Bununla birlikte, Türkiye’nin Batı’ya da ihtiyacı var, özellikle de hırpalanmış ekonomisine bir miktar istikrar sağlamak için. Üyelik müzakereleri tıkanmış olsa da, AB ile büyümeyi hızlandıracak iyileştirilmiş ve genişletilmiş bir gümrük birliği için umutlu olmaya devam ediyor. Ayrıca, siyasi ve ekonomik belirsizlik nedeniyle duraksayan doğrudan yabancı yatırımı canlandırmanın bir yolunu bulması gerekiyor.
Türkiye, düşük üretkenliğini iyileştirmek için Batı teknolojisine güveniyor. Ve Batılı silahları, özellikle Amerikan savaş uçaklarını istiyor. Erdoğan demokrasiye sırt çevirip diktatörler kulübüne katılırsa bunların hiçbirini sağlayamayacak. Bütün bunlar ona Batı’ya katılması için güçlü bir teşvik veriyor.
Joe Biden’dan açık sözlülük zamanı
Bu, Batılı liderlere pazarlık gücü verecektir. Erdoğan, korkaklığı çıkarlarını baskı altına almak için sebep, açık sözlülüğünü teşvik olarak gören bir zorbadır. Çitleri tamir etmek – son zamanlarda Orta Doğu’daki birçok komşusuyla yaptığı gibi.

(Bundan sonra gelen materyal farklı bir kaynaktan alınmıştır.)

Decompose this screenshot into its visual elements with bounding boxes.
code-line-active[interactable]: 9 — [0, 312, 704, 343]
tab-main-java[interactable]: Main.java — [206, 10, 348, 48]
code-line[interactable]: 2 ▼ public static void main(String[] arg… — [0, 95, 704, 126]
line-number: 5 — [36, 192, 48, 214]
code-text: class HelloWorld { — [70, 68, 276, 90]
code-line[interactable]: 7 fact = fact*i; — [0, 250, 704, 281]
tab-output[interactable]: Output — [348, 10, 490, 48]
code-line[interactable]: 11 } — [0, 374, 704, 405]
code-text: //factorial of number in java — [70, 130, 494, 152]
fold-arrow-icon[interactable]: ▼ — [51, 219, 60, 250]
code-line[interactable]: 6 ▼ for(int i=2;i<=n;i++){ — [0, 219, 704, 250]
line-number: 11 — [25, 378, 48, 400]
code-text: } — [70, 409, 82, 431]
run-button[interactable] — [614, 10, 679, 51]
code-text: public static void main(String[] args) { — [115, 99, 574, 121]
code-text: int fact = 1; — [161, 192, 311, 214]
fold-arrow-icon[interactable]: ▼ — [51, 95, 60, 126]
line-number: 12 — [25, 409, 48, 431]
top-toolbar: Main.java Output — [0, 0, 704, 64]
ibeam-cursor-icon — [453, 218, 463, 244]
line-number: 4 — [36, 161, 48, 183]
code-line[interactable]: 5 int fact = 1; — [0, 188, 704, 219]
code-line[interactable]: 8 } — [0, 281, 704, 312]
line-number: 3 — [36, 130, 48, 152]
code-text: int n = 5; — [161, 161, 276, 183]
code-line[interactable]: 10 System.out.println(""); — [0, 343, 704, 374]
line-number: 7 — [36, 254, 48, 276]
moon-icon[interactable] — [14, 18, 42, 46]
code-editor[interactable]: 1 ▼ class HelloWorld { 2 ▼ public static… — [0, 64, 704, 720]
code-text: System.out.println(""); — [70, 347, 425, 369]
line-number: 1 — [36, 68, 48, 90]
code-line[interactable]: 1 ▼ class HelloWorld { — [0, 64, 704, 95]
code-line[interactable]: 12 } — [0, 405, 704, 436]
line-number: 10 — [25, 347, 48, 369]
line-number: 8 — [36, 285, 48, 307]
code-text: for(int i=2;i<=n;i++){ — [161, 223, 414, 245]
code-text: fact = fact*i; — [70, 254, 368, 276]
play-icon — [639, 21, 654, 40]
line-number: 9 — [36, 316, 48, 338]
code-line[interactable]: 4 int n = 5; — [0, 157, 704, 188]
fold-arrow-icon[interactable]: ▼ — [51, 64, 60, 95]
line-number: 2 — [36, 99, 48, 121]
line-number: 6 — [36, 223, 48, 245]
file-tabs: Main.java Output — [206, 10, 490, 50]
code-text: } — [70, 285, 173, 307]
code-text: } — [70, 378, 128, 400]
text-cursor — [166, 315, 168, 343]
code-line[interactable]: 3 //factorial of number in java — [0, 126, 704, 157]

Bu nedenle Batılı liderler, seçimlerden önce hem özel hem de kamuoyu önünde İmamoğlu ve HDP’ye yönelik olası yasağa karşı konuşarak Erdoğan’ın davranışını ne kadar önemsediklerini göstermelidir.
Erdoğan’ı uçurumun eşiğinden döndürmek için çok geç değil. Ama Batı’nın onu şimdiden uyarmaya başlaması gerekiyor.
© 2022 Ekonomist Gazetesi Limited. Tüm hakları Saklıdır. The Economist’ten lisanslı olarak yayınlanmıştır. Orijinal makale şu adreste bulunabilir: www.ekonomist.com.